Una mappatura dettagliata delle abitazioni del centro storico per conoscere la reale situazione del patrimonio immobiliare e affrontare il problema del sovraffollamento. È una delle linee d’azione annunciate dall’assessore al Centro storico, Maria Rita Cecchini, durante la commissione consiliare 2. Un tema tornato al centro dell’attenzione dopo l’incendio scoppiato all’alba del primo luglio in un appartamento di via San Giorgio, dove vivevano dieci persone, facendo emergere ancora una volta le criticità legate alle condizioni abitative nel cuore della città. L’obiettivo dell’amministrazione è censire gli immobili per capire quali siano effettivamente abitati, quali risultino sfitti e quali, pur essendo utilizzati come abitazioni, siano stati ricavati da locali che non possiedono i requisiti, anche igienico-sanitari, per la destinazione residenziale. “Noi non possiamo forzare la mano sugli affitti, ma possiamo avere una visione di quello che c’è”, ha spiegato Cecchini. L’assessora ha quindi rivolto anche un appello ai proprietari di immobili, invitandoli a guardare non soltanto al proprio interesse economico ma anche a quello della città.
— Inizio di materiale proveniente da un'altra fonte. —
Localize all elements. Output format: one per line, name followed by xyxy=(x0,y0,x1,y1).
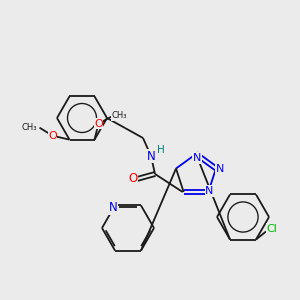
Text: CH₃: CH₃ xyxy=(22,123,38,132)
Text: N: N xyxy=(147,149,155,163)
Text: CH₃: CH₃ xyxy=(112,111,127,120)
Text: N: N xyxy=(193,153,201,163)
Text: N: N xyxy=(109,201,117,214)
Text: N: N xyxy=(216,164,224,173)
Text: N: N xyxy=(205,186,214,196)
Text: Cl: Cl xyxy=(267,224,278,233)
Text: O: O xyxy=(48,131,57,141)
Text: O: O xyxy=(128,172,138,185)
Text: O: O xyxy=(94,119,103,129)
Text: H: H xyxy=(157,145,165,155)
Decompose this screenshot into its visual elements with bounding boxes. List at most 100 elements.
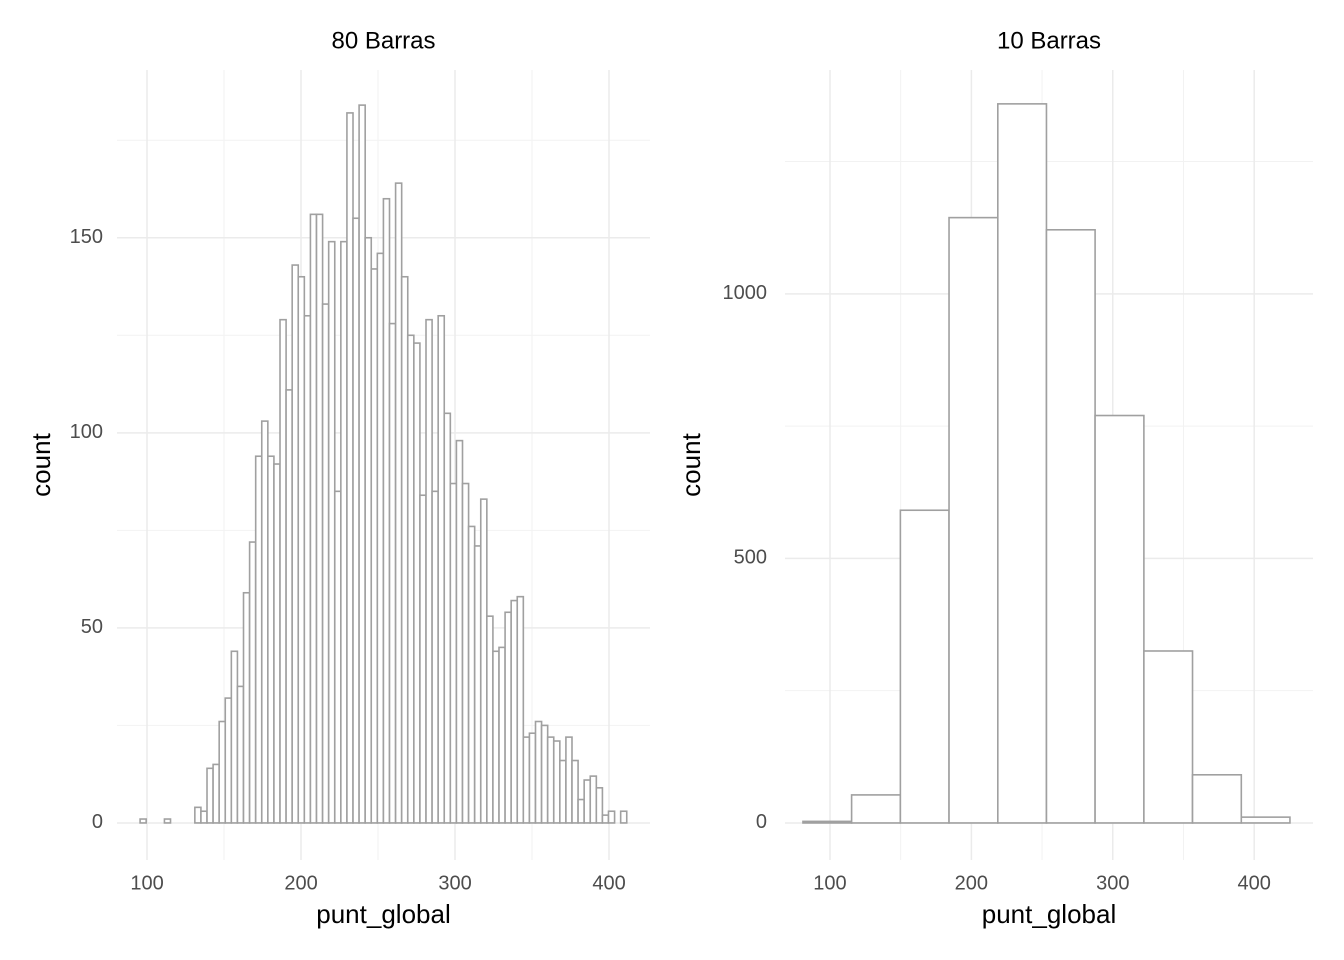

La mappatura servirà anche a comprendere perché molti immobili restino vuoti: se si tratta di una scelta dei proprietari oppure della necessità di effettuare interventi di riqualificazione, ad esempio sugli impianti. Secondo l’assessore, una parte del patrimonio immobiliare versa in condizioni di degrado ma continua comunque a essere affittata, spesso non a nuclei familiari bensì a singoli occupanti, con il rischio che gli alloggi finiscano poi per ospitare un numero di persone superiore a quello adeguato. Un altro nodo riguarda i locali al piano terra, spesso ex fondi commerciali trasformati in abitazioni. “C’è la volontà di tornare indietro rispetto a queste situazioni”, ha affermato Cecchini, lasciando intendere la necessità di rivedere questo fenomeno nell’ambito delle future politiche urbanistiche T.ra le strategie per riportare equilibrio nel centro storico c’è anche quella di favorire l’insediamento dei giovani. L’ipotesi allo studio è quella di prevedere incentivi per chi sceglie di trasferire la residenza nel cuore della città. “Dobbiamo tenere vivo il centro mantenendo l’equilibrio con le politiche dell’abitare”, ha concluso l’assessora, sottolineando come una maggiore presenza di giovani possa contribuire a rivitalizzare il centro storico, conciliando la funzione residenziale con le attività economiche e della vita serale.